C’est ce qui résulte d’un arrêt rendu le 11 mai 2022 (Cour d'Appel de PARIS - Pôle 03 ch. 01 n° 20/04289) en vertu duquel il a été jugé :
" Alors que les opérations d'expertise ont montré l'état très moyen, voire de vétusté du bien indivis, s'agissant notamment des éléments d'équipements relatifs à l'installation électrique, au chauffage et à la production d'eau chaude et que les parties n'ont pas produit d'estimation de la valeur locative d'un bien comparable et suivant le même état, c'est à juste titre que le premier juge pour déterminer le montant de l'indemnité d'occupation s'est basé sur le prix du loyer mensuel (1 168 €) d'un appartement de quatre pièces outre deux emplacements de parking dépendants d'une résidence de standing situé dans la même commune selon un avis produit par Mme A H et a appliqué un abattement afin de tenir du caractère précaire de l'occupation d'un bien indivis. Il en résulte que l'indemnité d'occupation dont est redevable M. K H s'élève à 935 € par mois. Partant, le jugement est confirmé en ce qu'il a fixé l'indemnité d'occupation mensuelle due par M. K H à l'indivision à la somme de 935 € à compter du 25 avril 2013 et jusqu'à la complète libération des lieux ou jusqu'au jour du partage."

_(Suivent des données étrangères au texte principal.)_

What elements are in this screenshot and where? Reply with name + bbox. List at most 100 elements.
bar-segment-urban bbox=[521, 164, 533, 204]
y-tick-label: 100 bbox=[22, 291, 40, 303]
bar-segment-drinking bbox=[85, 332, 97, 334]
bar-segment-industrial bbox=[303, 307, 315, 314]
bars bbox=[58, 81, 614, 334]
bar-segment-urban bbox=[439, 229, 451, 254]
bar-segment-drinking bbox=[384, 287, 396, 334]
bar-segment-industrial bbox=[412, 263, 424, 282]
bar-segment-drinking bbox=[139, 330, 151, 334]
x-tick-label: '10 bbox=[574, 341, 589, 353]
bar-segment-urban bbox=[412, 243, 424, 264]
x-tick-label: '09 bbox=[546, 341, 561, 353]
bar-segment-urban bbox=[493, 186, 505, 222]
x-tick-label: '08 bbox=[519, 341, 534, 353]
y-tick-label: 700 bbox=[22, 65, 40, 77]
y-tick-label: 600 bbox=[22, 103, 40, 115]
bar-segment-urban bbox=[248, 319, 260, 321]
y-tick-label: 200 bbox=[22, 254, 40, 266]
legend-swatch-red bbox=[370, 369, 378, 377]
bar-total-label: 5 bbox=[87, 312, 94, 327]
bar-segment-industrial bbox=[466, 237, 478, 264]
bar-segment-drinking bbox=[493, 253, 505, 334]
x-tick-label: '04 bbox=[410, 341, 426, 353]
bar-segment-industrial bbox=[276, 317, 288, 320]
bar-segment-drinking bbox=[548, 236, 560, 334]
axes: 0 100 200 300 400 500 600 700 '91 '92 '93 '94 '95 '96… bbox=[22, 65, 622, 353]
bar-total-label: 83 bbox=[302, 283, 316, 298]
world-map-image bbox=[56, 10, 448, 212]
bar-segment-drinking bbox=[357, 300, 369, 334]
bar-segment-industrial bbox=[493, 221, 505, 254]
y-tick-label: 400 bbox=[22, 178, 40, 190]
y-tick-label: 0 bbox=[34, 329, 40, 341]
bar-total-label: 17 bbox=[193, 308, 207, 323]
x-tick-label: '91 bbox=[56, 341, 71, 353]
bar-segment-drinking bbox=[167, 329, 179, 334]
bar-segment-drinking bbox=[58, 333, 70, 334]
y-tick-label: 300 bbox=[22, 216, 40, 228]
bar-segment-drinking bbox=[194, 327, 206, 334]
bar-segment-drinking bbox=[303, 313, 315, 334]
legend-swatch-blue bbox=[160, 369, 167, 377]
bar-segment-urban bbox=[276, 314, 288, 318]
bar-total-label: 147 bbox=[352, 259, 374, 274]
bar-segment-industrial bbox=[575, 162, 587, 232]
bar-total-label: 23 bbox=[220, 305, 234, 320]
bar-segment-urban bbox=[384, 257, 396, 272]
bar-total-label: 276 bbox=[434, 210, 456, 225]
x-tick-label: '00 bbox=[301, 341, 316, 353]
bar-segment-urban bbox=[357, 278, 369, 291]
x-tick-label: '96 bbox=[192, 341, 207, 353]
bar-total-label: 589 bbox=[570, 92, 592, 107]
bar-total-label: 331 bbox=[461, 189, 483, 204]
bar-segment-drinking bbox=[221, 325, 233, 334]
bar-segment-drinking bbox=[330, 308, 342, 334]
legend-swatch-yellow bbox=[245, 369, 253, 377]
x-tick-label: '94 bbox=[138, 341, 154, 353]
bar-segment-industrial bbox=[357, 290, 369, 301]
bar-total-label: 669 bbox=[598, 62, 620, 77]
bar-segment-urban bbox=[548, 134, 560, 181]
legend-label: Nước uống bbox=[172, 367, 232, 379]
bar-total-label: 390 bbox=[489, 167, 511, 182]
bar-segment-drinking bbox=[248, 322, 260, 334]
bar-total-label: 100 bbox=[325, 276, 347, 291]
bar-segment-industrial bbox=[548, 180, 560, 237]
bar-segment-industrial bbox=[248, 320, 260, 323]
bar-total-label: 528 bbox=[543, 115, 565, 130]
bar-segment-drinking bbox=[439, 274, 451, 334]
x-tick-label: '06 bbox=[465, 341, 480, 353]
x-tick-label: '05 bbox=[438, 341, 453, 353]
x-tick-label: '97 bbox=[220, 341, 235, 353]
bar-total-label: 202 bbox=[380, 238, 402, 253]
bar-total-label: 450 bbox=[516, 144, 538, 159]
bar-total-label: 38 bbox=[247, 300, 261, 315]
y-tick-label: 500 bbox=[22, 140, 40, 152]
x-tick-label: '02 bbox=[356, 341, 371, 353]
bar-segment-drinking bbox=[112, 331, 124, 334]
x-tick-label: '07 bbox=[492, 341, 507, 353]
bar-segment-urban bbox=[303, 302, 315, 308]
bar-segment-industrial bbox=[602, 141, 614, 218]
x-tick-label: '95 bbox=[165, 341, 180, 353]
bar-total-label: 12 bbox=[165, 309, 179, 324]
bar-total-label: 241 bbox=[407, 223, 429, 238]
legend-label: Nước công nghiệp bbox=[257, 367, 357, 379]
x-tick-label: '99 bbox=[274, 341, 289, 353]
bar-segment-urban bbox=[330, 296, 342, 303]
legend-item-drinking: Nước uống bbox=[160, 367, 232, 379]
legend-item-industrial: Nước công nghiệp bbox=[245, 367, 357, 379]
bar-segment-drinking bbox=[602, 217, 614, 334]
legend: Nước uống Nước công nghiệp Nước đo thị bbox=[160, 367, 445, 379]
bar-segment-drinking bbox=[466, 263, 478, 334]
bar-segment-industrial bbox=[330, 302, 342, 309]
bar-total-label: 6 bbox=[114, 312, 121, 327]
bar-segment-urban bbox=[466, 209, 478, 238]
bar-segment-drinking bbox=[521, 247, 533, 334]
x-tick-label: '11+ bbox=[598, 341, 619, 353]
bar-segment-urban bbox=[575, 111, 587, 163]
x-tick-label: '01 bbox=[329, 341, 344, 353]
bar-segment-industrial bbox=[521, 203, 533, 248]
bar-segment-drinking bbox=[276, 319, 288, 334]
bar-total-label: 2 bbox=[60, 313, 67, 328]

Un abattement de l’ordre de 20 % peut aussi être appliqué afin de tenir compte de la précarité de l’occupation.
Si l’indemnité d’occupation est comparable à un loyer elle ne lui est pas pour autant assimilable dans la mesure où, l’indivisaire occupant n’est pas dans la situation d’un locataire puisqu’il ne bénéficie pas de la protection légale assurée à ce dernier.
C’est ce qu’illustre un arrêt rendu le 22 mars 2022 (Cour d’Appel de PARIS - n° 21/03112).
Dans le cas d’espèce, le 29 septembre 1999, pendant leur concubinage, Mme ML et M. RH ont acquis en indivision, chacun pour moitié, un terrain situé [Adresse] au prix de 33 538,78 € réglé par un prêt de même montant consenti par la Société Générale. Ils ont construit sur ce terrain, sans intervention de tiers professionnels, une maison qu'ils ont occupée ensemble jusqu'au départ de Mme L le 22 mai 2016.
Saisi par Mme L, le tribunal judiciaire de MEAUX a, par jugement du 27 novembre 2020, notamment (…) fixé à la somme mensuelle de 1 000,00 € l'indemnité d'occupation due par M. H à l’indivision à compter du 11 mai 2016.
Le tribunal s’est référé aux avis de valeur locative produits par les parties estimant qu'il disposait ainsi des éléments suffisants pour fixer le montant de cette indemnité à la somme mensuelle de 1 000,00 €.
M. H a fait appel de ce jugement.
S’agissant du montant de l’indemnité d’occupation, les parties ont produit devant la cour les mêmes estimations de valeur locative, soit pour Mme L deux avis du 16 février 2018 faisant chacune état d’une valeur locative comprise entre 1 200 et 1 300 € et pour M. H un avis de valeur du 21 février 2017 compris entre 850 et 900 € et un autre, daté du 29 novembre 2018, à 1 200 € par mois, soit une valeur locative moyenne de 1 143 €.
La Cour a retenu qu’il convient d’appliquer un coefficient de précarité de 20 % et fixer en conséquence le montant de l’indemnité d’occupation due à l’indivision à 915,00 € par mois.
Il en résulte que si de manière théorique le calcul d’indemnité d’occupation paraît aisé, des contingences spécifiques peuvent avoir un impact non négligeable sur son montant.